La lista parece interminable. Controlar, una de las trampas en las que estamos metidos los seres humanos. Buscamos tener el control como la panacea de la seguridad. Buscamos hacer dentro de lo conocido, buscamos que nada se salga de nuestros límites “controlados”.

La famosa seguridad que nos da el control parece entonces la que decide todo. En pos de ella vivimos ceñidos a una estructura que nos está enfermando cada vez más y que no nos permite conectar verdaderamente con lo que nos sucede.

Será posible, me pregunto, controlarlo todo?

Se puede controlar el amor? Y la alegría? Nuestra libertad, también se controla?

Qué nos pasa cuando las cosas que suceden no eran las esperadas?

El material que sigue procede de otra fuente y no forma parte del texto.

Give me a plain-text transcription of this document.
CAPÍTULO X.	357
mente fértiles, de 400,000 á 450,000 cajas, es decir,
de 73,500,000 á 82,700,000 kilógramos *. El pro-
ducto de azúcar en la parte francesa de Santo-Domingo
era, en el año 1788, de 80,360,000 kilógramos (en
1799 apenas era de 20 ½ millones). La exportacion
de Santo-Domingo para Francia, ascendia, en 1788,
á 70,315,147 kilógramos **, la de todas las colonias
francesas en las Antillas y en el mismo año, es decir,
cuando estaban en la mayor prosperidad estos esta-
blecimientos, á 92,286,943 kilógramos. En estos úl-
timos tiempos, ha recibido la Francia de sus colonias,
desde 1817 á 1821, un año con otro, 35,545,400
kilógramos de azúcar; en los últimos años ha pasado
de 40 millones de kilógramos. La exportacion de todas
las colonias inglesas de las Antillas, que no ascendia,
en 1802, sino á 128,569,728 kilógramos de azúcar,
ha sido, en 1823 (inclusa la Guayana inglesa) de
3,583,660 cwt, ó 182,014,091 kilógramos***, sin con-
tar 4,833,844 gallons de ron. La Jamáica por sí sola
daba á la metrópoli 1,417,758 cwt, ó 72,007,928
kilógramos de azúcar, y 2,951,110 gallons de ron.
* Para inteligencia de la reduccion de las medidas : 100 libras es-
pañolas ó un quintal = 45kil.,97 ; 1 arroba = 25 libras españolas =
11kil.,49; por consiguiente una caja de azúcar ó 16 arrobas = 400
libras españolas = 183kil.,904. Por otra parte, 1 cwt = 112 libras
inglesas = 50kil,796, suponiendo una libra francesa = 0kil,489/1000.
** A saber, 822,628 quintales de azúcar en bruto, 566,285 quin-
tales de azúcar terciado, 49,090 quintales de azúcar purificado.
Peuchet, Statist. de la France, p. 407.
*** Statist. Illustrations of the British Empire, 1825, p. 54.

Perdemos el control!

Solemos hablar de nuestros días como si fuésemos eficientes controles remotos que tienen todo… bajo control.

El control, la idea de que todo sea siempre de la misma forma, no existe. Los cambios son inevitables, los movimientos suceden, queramos o no.

La búsqueda incansable del control tiene estrecha relación con el miedo a los cambios: pretendemos crear una burbuja donde todo permanezca tal cual lo planeamos y eso, genera mucha frustración y también resentimiento. El plan, generalmente, no sucede tal cual lo planeamos.

Resistimos con todas nuestras fuerzas y al final, quedamos agotados y solos. Porque la soledad es otro de los resultados que conseguimos. Nadie quiere compartir la vida con alguien que ya diseñó hasta cómo deben ser sus amigos.

La flexibilidad, palabra casi relegada a los gimnástico o a la elongación de las personas, también aplica para nuestra forma de pensar y entender el mundo.

Ser flexible no es ser tibio. Ser flexible requiere de mucha conciencia sobre lo que es importante para cada persona.

En palabras de Humberto Maturana “lo único que permanece es el cambio”. Aprender a vivir con esa cuota de incertidumbre nos da posibilidad de vivir más plenamente en el presente, comprendiendo y conectando con lo que sucede, esté previsto o no.

Entender que hay cosas que no podremos controlar nos da un repiro para poder hacer más efectivamente sobre aquellas que sí están en nuestro campo de acción.

Desafiarnos a buscar esa flexibilidad nos permitirá entonces, disfrutar. Y algo más, sorprendernos.

No digo que no planifiquemos, simplemente sepamos que dentro de ese plan, hay cosas que pueden salir de otra manera. Amigarse con esa idea también nos dará libertad.

Soltar la idea de controlar todo, soltar la certeza de que las cosas deben ser como las imaginamos, poder hacer con lo que hay y no con lo que creíamos que habría… ahí radica el gran desafío de nuestro tiempo.